Coupled Model for Heat, Moisture, Air Flow, and Deformation Problems in Unsaturated Soils

Abstract

Through extensive review and study on the different aspects of coupled processes in unsaturated soil, a general three-dimensional mathematical model for coupled heat, moisture, air flow, and deformation problems in unsaturated soils is proposed in a consistent and unified manner. In the proposed model, both pore-water and air transfers are assumed to be governed by the generalized Darcy’s law and pore-vapor transfer is considered to occur due to two effects: first, under molecular diffusion and, second, as part of the bulk flow of the pore-air. The pore-vapor transfer due to the molecular diffusion is described using Fick’s law. Heat transfer is formulated to include the effects of conduction, convection, and latent heat of vaporization.

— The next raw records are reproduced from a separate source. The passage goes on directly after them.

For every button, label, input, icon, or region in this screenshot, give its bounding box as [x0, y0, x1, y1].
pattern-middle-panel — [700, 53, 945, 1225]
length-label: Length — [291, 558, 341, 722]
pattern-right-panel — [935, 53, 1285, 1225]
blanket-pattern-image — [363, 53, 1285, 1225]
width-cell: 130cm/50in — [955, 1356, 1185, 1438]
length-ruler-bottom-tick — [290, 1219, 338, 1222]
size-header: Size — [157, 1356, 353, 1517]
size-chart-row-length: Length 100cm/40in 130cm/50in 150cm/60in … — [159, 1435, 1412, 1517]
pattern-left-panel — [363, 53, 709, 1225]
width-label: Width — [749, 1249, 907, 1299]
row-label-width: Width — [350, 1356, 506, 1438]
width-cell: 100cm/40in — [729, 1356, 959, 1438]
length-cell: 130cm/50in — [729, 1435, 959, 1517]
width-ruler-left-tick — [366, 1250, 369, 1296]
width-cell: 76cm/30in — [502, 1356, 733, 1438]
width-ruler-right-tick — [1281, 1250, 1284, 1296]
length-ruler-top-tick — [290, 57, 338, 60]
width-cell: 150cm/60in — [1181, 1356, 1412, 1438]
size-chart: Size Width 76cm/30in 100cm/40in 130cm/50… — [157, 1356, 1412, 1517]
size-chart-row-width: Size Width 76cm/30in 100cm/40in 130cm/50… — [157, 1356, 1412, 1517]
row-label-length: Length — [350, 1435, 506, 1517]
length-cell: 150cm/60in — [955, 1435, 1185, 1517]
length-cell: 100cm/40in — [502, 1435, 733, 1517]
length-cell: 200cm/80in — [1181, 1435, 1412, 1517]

An elastoplastic framework is used to describe the deformation behavior of the unsaturated soil structure where linear elastic and nonlinear elastic models are two special cases. In particular, a generalized nonlinear constitutive model proposed earlier by the first writer is introduced and incorporated into the framework to predict the soil deformation with modification to account for the effect of temperature changes on deformation. The determination of the soil parameters involved in the coupled model is carefully discussed. Fully coupled, nonlinear differential equations are established and then solved by using a Galerkin weighted residual approach in space domain and an implicit integrating scheme in time domain. Finally, robust new three-dimensional finite-element numerical computer program, C-HWAM-3D, is developed to incorporate the proposed mathematical model for analyzing the transient coupled flows of heat, moisture, and air, and the stress and strain in unsaturated soils.